Thanks for taking a look. Looking at CheckMatrixWidget.php , it looks to be using OOUI ? If that isn't the case I can add to my feature branch. Which extensions should be updated? I am happy to take that on if it is in scope for this ticket.

Hey Gergő. Hope you are doing well. I wanted to check back in on this to ensure that CheckMatrixWidget.php needs updating. I will update the test later today.

Extensions dir is empty for me as I just cloned, but if there are other repos I should check out and make updates to, I am happy to do that. Thanks.

Extensions dir is empty for me as I just cloned, but if there are other repos I should check out and make updates to, I am happy to do that. Thanks.

An empty extensions directory is the default for MediaWiki core, yes. MediaWiki extensions and skins are deployed as git submodules within Wikimedia production. There are a few trivial ways of finding/searching for MediaWiki extensions, a couple being via a gerrit filter and anything prefixed with Extension: in codesearch. And it might make sense to focus on Wikimedia-deployed extensions, as those directly affect projects like Wikipedia.

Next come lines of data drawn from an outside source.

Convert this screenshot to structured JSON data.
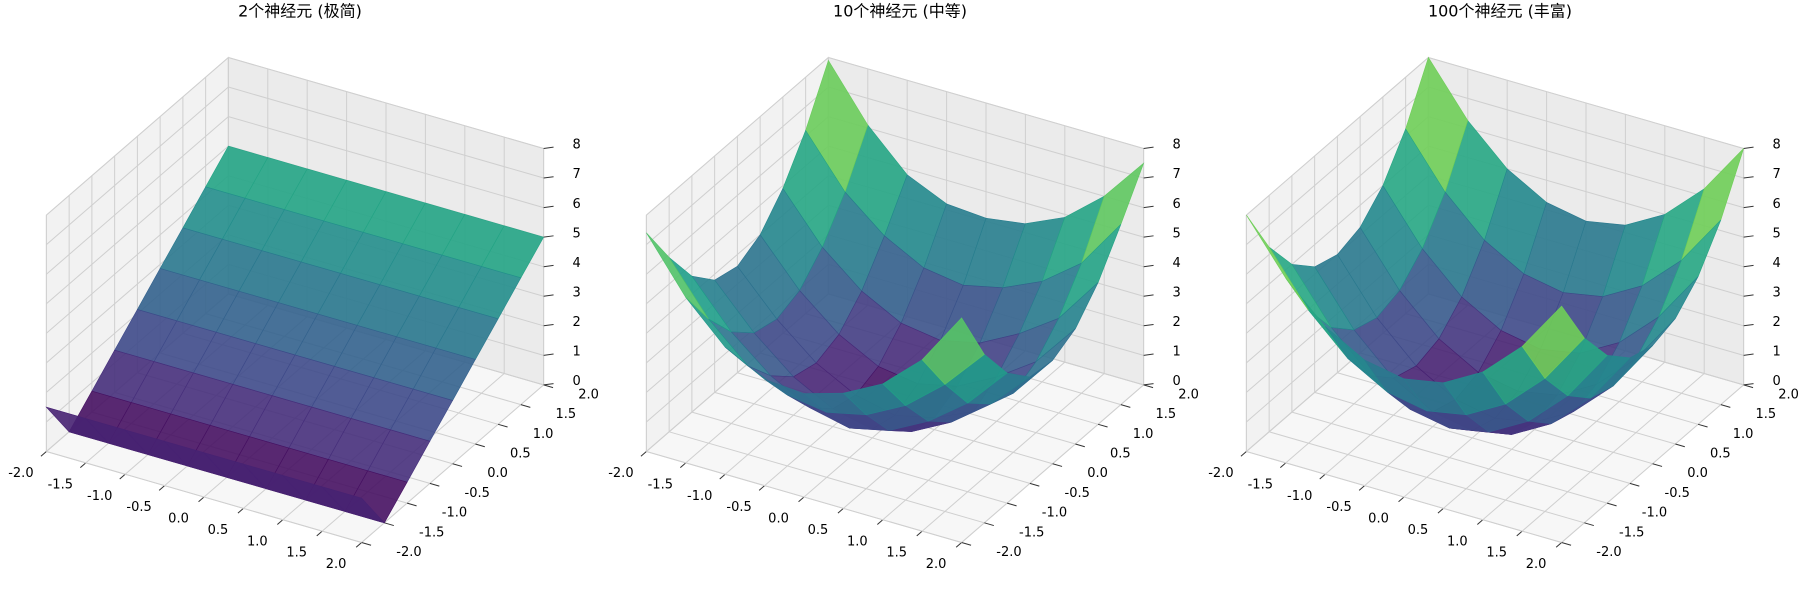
{
  "chart_data": [
    {
      "type": "surface",
      "title": "2个神经元 (极简)",
      "colormap": "viridis",
      "x": [
        -2,
        -1.5,
        -1,
        -0.5,
        0,
        0.5,
        1,
        1.5,
        2
      ],
      "y": [
        -2,
        -1.5,
        -1,
        -0.5,
        0,
        0.5,
        1,
        1.5,
        2
      ],
      "z": [
        [
          1.5,
          1.5,
          1.5,
          1.5,
          1.5,
          1.5,
          1.5,
          1.5,
          1.5
        ],
        [
          0,
          0,
          0,
          0,
          0,
          0,
          0,
          0,
          0
        ],
        [
          0.71,
          0.71,
          0.71,
          0.71,
          0.71,
          0.71,
          0.71,
          0.71,
          0.71
        ],
        [
          1.43,
          1.43,
          1.43,
          1.43,
          1.43,
          1.43,
          1.43,
          1.43,
          1.43
        ],
        [
          2.14,
          2.14,
          2.14,
          2.14,
          2.14,
          2.14,
          2.14,
          2.14,
          2.14
        ],
        [
          2.86,
          2.86,
          2.86,
          2.86,
          2.86,
          2.86,
          2.86,
          2.86,
          2.86
        ],
        [
          3.57,
          3.57,
          3.57,
          3.57,
          3.57,
          3.57,
          3.57,
          3.57,
          3.57
        ],
        [
          4.29,
          4.29,
          4.29,
          4.29,
          4.29,
          4.29,
          4.29,
          4.29,
          4.29
        ],
        [
          5,
          5,
          5,
          5,
          5,
          5,
          5,
          5,
          5
        ]
      ],
      "xlim": [
        -2,
        2
      ],
      "ylim": [
        -2,
        2
      ],
      "zlim": [
        0,
        8
      ],
      "xticks": [
        {
          "value": -2,
          "label": "-2.0"
        },
        -1.5,
        {
          "value": -1,
          "label": "-1.0"
        },
        -0.5,
        {
          "value": 0,
          "label": "0.0"
        },
        0.5,
        {
          "value": 1,
          "label": "1.0"
        },
        1.5,
        {
          "value": 2,
          "label": "2.0"
        }
      ],
      "yticks": [
        {
          "value": -2,
          "label": "-2.0"
        },
        -1.5,
        {
          "value": -1,
          "label": "-1.0"
        },
        -0.5,
        {
          "value": 0,
          "label": "0.0"
        },
        0.5,
        {
          "value": 1,
          "label": "1.0"
        },
        1.5,
        {
          "value": 2,
          "label": "2.0"
        }
      ],
      "zticks": [
        0,
        1,
        2,
        3,
        4,
        5,
        6,
        7,
        8
      ]
    },
    {
      "type": "surface",
      "title": "10个神经元 (中等)",
      "colormap": "viridis",
      "x": [
        -2,
        -1.5,
        -1,
        -0.5,
        0,
        0.5,
        1,
        1.5,
        2
      ],
      "y": [
        -2,
        -1.5,
        -1,
        -0.5,
        0,
        0.5,
        1,
        1.5,
        2
      ],
      "z": [
        [
          7.4,
          5.6,
          4.3,
          3.6,
          3.5,
          3.9,
          4.6,
          5.8,
          7.6
        ],
        [
          5.9,
          4.2,
          3.0,
          2.4,
          2.2,
          2.5,
          3.2,
          4.3,
          5.7
        ],
        [
          4.6,
          3.1,
          2.0,
          1.3,
          1.0,
          1.3,
          2.0,
          3.0,
          4.4
        ],
        [
          3.8,
          2.4,
          1.3,
          0.6,
          0.3,
          0.6,
          1.3,
          2.3,
          3.6
        ],
        [
          3.6,
          2.2,
          1.1,
          0.4,
          0.1,
          0.4,
          1.0,
          2.0,
          3.5
        ],
        [
          4.0,
          2.5,
          1.4,
          0.7,
          0.5,
          0.8,
          1.5,
          2.4,
          3.9
        ],
        [
          4.9,
          3.3,
          2.2,
          1.5,
          1.3,
          1.6,
          2.3,
          3.2,
          4.8
        ],
        [
          6.2,
          4.5,
          3.4,
          2.7,
          2.5,
          2.8,
          3.4,
          4.4,
          6.1
        ],
        [
          7.9,
          6.1,
          4.8,
          4.2,
          4.1,
          4.3,
          4.9,
          6.0,
          7.5
        ]
      ],
      "xlim": [
        -2,
        2
      ],
      "ylim": [
        -2,
        2
      ],
      "zlim": [
        0,
        8
      ],
      "xticks": [
        {
          "value": -2,
          "label": "-2.0"
        },
        -1.5,
        {
          "value": -1,
          "label": "-1.0"
        },
        -0.5,
        {
          "value": 0,
          "label": "0.0"
        },
        0.5,
        {
          "value": 1,
          "label": "1.0"
        },
        1.5,
        {
          "value": 2,
          "label": "2.0"
        }
      ],
      "yticks": [
        {
          "value": -2,
          "label": "-2.0"
        },
        -1.5,
        {
          "value": -1,
          "label": "-1.0"
        },
        -0.5,
        {
          "value": 0,
          "label": "0.0"
        },
        0.5,
        {
          "value": 1,
          "label": "1.0"
        },
        1.5,
        {
          "value": 2,
          "label": "2.0"
        }
      ],
      "zticks": [
        0,
        1,
        2,
        3,
        4,
        5,
        6,
        7,
        8
      ]
    },
    {
      "type": "surface",
      "title": "100个神经元 (丰富)",
      "colormap": "viridis",
      "x": [
        -2,
        -1.5,
        -1,
        -0.5,
        0,
        0.5,
        1,
        1.5,
        2
      ],
      "y": [
        -2,
        -1.5,
        -1,
        -0.5,
        0,
        0.5,
        1,
        1.5,
        2
      ],
      "z": [
        [
          8,
          6.25,
          5,
          4.25,
          4,
          4.25,
          5,
          6.25,
          8
        ],
        [
          6.25,
          4.5,
          3.25,
          2.5,
          2.25,
          2.5,
          3.25,
          4.5,
          6.25
        ],
        [
          5,
          3.25,
          2,
          1.25,
          1,
          1.25,
          2,
          3.25,
          5
        ],
        [
          4.25,
          2.5,
          1.25,
          0.5,
          0.25,
          0.5,
          1.25,
          2.5,
          4.25
        ],
        [
          4,
          2.25,
          1,
          0.25,
          0,
          0.25,
          1,
          2.25,
          4
        ],
        [
          4.25,
          2.5,
          1.25,
          0.5,
          0.25,
          0.5,
          1.25,
          2.5,
          4.25
        ],
        [
          5,
          3.25,
          2,
          1.25,
          1,
          1.25,
          2,
          3.25,
          5
        ],
        [
          6.25,
          4.5,
          3.25,
          2.5,
          2.25,
          2.5,
          3.25,
          4.5,
          6.25
        ],
        [
          8,
          6.25,
          5,
          4.25,
          4,
          4.25,
          5,
          6.25,
          8
        ]
      ],
      "xlim": [
        -2,
        2
      ],
      "ylim": [
        -2,
        2
      ],
      "zlim": [
        0,
        8
      ],
      "xticks": [
        {
          "value": -2,
          "label": "-2.0"
        },
        -1.5,
        {
          "value": -1,
          "label": "-1.0"
        },
        -0.5,
        {
          "value": 0,
          "label": "0.0"
        },
        0.5,
        {
          "value": 1,
          "label": "1.0"
        },
        1.5,
        {
          "value": 2,
          "label": "2.0"
        }
      ],
      "yticks": [
        {
          "value": -2,
          "label": "-2.0"
        },
        -1.5,
        {
          "value": -1,
          "label": "-1.0"
        },
        -0.5,
        {
          "value": 0,
          "label": "0.0"
        },
        0.5,
        {
          "value": 1,
          "label": "1.0"
        },
        1.5,
        {
          "value": 2,
          "label": "2.0"
        }
      ],
      "zticks": [
        0,
        1,
        2,
        3,
        4,
        5,
        6,
        7,
        8
      ]
    }
  ]
}
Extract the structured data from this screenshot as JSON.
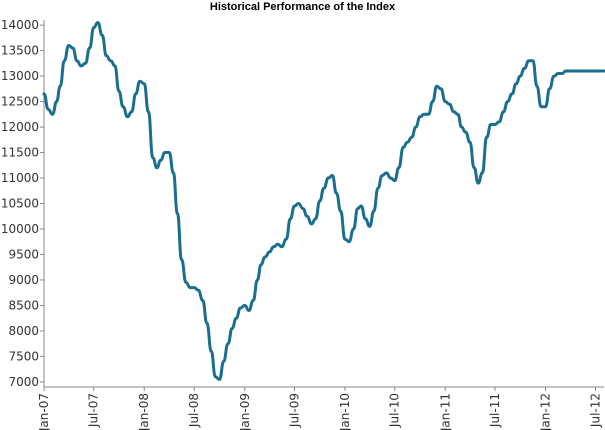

Change #1100006 merged by jenkins-bot:

[mediawiki/core@master] updating form descriptors to use new 'help-raw' key over 'help'

https://gerrit.wikimedia.org/r/1100006

Change #1099259 abandoned by Bartosz Dziewoński:

[mediawiki/core@master] updating form descriptors to use new 'help-raw' key over 'help' to indicate that it is a raw field.

Reason:

Superseded by https://gerrit.wikimedia.org/r/c/mediawiki/core/+/1100006

https://gerrit.wikimedia.org/r/1099259

Hello again. Thank you very much @sbassett for the explanation. I would love to complete this task, however someone with deeper knowledge of the extension submodule structure may be better equipped to complete this. Thanks again to everyone that assisted and commented.